Well, if I haven’t earned the title “Doctor Doom” with this article, I must at least be a candidate. I hope you take away from this article that NOW is the time to be preparing for the 20-teens (2013 thru 2019). This is the most unstable period of time for energy supplies and consequential cost for the next 25 years. When the real shortage, not an artificial shortage created by speculators, becomes known throughout the world, the real crises will begin; nations may literally go to war to ensure a reliable source of oil. The hope is that the high energy prices drive down consumption and a new equilibrium is reached. The new economy that emerges will be structured on much higher cost of energy and will require new strategies of energy efficiencies and alternative sources of energy. All of us can adjust and come through this transition with little loss of quality of life but alive and well if we are prepared and have developed a plan to navigate the coming energy adjustments.

So what should you do to be prepared for the coming shortage and high energy prices?
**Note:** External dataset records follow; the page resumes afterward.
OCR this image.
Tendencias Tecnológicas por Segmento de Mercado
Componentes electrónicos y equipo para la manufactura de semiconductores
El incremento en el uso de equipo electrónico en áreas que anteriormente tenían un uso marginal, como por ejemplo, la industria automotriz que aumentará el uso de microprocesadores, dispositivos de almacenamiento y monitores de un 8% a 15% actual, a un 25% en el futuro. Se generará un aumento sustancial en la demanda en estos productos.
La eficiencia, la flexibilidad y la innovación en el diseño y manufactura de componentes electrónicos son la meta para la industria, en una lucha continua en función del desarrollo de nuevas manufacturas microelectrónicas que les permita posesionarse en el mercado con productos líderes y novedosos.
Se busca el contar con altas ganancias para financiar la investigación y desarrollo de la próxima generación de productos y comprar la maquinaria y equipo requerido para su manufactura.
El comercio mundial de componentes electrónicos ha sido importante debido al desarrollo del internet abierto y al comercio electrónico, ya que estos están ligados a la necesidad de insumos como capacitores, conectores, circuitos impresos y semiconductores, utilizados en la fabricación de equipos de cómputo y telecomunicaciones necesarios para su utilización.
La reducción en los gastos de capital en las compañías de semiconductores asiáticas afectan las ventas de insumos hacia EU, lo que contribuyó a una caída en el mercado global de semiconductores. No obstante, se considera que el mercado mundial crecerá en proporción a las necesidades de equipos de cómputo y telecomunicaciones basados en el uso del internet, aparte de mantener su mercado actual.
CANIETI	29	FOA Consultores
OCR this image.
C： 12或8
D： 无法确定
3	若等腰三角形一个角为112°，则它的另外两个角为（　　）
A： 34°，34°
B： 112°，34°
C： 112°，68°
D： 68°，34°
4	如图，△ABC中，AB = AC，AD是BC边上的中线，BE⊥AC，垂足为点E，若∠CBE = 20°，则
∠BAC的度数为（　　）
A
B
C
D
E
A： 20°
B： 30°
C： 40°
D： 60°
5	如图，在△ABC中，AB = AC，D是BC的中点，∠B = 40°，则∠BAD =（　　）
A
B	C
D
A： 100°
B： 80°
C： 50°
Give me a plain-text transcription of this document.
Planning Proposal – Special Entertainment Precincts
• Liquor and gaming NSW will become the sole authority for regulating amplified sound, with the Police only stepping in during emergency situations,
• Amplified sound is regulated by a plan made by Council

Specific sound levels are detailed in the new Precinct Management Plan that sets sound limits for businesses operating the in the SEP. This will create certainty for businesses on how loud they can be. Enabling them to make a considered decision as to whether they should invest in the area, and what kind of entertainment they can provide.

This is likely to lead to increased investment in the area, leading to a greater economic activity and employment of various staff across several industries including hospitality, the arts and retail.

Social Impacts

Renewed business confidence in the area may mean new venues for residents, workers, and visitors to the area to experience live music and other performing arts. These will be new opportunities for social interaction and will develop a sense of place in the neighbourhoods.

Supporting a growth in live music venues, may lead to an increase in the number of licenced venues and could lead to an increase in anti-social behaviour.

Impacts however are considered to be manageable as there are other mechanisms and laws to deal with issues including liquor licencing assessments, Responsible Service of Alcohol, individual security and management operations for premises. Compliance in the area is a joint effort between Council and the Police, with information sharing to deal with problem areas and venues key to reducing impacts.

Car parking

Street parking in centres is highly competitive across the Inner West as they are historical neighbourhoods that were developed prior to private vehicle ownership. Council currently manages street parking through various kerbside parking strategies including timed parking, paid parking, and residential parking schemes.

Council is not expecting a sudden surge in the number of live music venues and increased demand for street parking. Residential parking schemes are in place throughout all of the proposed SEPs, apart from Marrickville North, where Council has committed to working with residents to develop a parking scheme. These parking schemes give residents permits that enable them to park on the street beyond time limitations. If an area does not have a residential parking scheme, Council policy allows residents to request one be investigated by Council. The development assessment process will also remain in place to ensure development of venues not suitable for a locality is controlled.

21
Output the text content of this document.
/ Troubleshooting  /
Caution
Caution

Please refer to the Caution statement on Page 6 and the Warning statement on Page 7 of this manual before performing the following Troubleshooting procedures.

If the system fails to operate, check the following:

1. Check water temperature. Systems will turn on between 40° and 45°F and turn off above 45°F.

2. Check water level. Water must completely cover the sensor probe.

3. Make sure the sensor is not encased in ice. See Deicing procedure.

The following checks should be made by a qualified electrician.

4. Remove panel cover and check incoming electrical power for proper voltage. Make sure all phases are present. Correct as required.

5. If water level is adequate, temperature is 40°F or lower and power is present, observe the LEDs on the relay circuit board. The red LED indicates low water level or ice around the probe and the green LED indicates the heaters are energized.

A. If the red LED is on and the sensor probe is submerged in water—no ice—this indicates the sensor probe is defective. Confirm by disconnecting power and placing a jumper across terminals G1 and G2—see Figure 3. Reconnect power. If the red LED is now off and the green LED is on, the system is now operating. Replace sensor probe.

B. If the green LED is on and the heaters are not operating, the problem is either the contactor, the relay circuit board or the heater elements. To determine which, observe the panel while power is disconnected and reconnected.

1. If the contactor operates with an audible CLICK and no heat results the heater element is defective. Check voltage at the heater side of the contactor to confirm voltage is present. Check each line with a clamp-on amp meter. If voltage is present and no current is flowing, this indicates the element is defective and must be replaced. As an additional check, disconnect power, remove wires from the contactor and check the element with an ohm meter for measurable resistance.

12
There are numerous things you need to look at but let me be clear, he who hesitates will lose. The cost of fuel efficient vehicles or energy conserving appliances will rocket up just as soon as the manufacturers realize the demand is up. If you go to buy that high mileage diesel or hybrid vehicle now, the price will be low and the sellers are motivated. Should you wait until gas or diesel is $5.00, then the price of the vehicle will jump 50% or more. But, regardless of the timing you will be forced to buy a fuel efficient vehicle. Most Americans drive about 15,000 miles a year and if your vehicle gets 15 miles per gallon you use 1,000 gallons a year of gasoline. If the price of gas is $2.75 per gallon you spend $2,750.00 per year for the one vehicle. If the price goes to $5.00 per gallon you would spend $5000.00 per year for the one vehicle. Replacing the vehicle with a fuel efficient vehicle, that gets 30 miles per gallon, would allow you to continue to drive the 15,000 miles for about the same annual cost; even with gas at $5.00 per gallon.

Other common items may have to be up graded to afford to keep them, including air conditioners and other old inefficient appliances. Energy efficient windows and better attic insulation will be cost effective to install. One of the largest energy hounds in the house is the hot water heater and excellent alternatives are available to cut energy consumption and cost. There are several tax incentives to start these upgrades now, so don’t wait till the cost of electricity is forcing you to take cold showers and turn off the AC.

It is ggod to prepare for the challenging reality aheag even now. When all is said and done, denial only compounds the inevitable. I hope this information causes you to think ahead and encourages you to take action to be prepared.